Whelan received a First Class Honors degree in Microbiology and Biochemistry from the University of Birmingham. He performed his PhD work with noted virologist Jeffrey Almond, then at the University of Reading.
Whelan joined Harvard Medical School's Department of Microbiology and Molecular Genetics in 2002. He was promoted to Professor of Microbiology and Immunobiology in 2012. He served as head of Harvard's PhD Program in Virology,[11] and directed an NIH-funded Center for Excellence in Translational Research.[12] In July 2019, Washington University in St. Louis announced that Whelan had been named Chair of the Department of Molecular Microbiology and the Marvin A. Brennecke Distinguished Professor of Microbiology at Washington University School of Medicine.[13]
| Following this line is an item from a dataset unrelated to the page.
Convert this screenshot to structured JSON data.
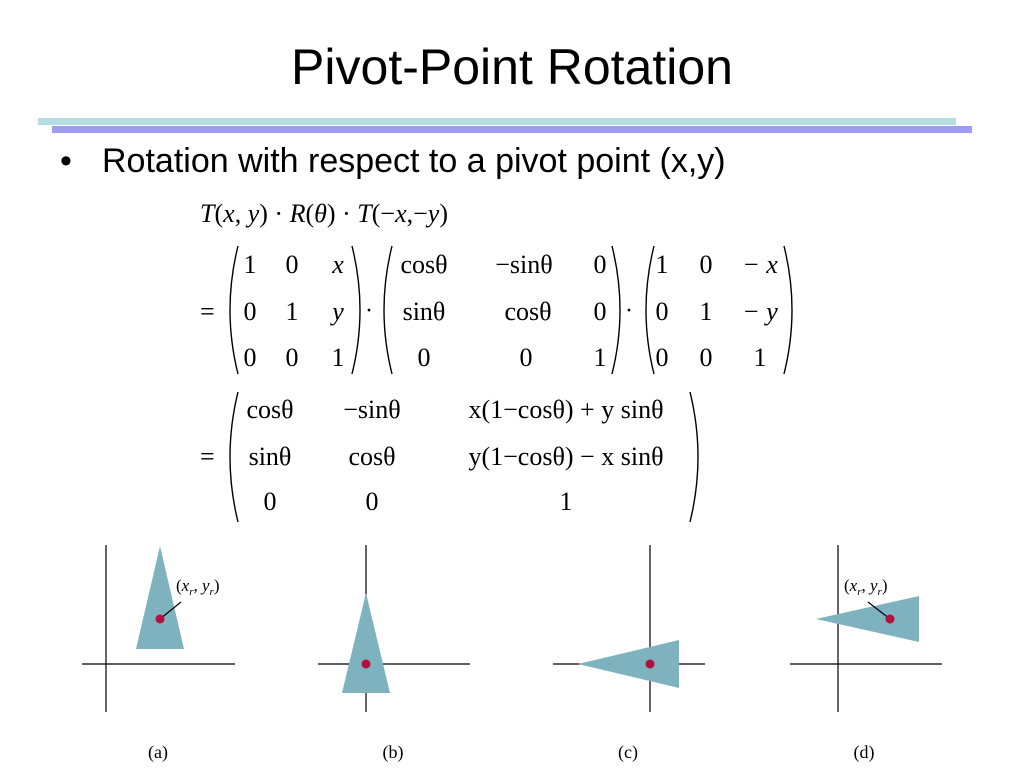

Whelan's research focuses on using Vesicular Stomatitis Virus (VSV) as a model system for negative-sense single-stranded RNA viruses such as the rabies, measles and Ebola viruses. He began this work as a post-doc in the laboratory of Professor Gail Wertz, developing a system for expressing infectious VSV particles from cDNA clones,[14] which led to a patent on VSV-based gene therapyvectors and vaccines.[15] VSV pseudotypes, which carry the envelope proteins of other viruses, are useful tools for studying the behavior of pathogenic viruses.[16] Whelan has used this approach to study the entry process of Ebola,[17] to identify the cellular protein the virus uses as a receptor,[1][2][3] and to study how the rabies virus infects neurons.[4]
Whelan also studies the viral life cycle of VSV to identify potential antiviral targets.[5][18] He identified a specific subunit of the ribosome, RPL40, as being essential to initiate translation of VSV mRNAs.[6] This selective mechanism allows the virus to block translation of host mRNAs without preventing the production of its own proteins. Interfering with this mechanism could lead to antiviral therapies.[5] With Stephen C. Harrison, he used cryo-EM to determine the structure of the L protein of VSV,[19] revealing several potential drug targets.[18]
As a founding member of the group "Scientists for Science",[20] Whelan has argued that research into infectious pathogens is "essential for a comprehensive understanding of microbial disease pathogenesis, prevention and treatment", and that further regulation of work on dangerous pathogens should only be considered in the context of "input from outside experts with the background and skills to conduct actual risk assessments based on specific experiments and existing laboratories".[21]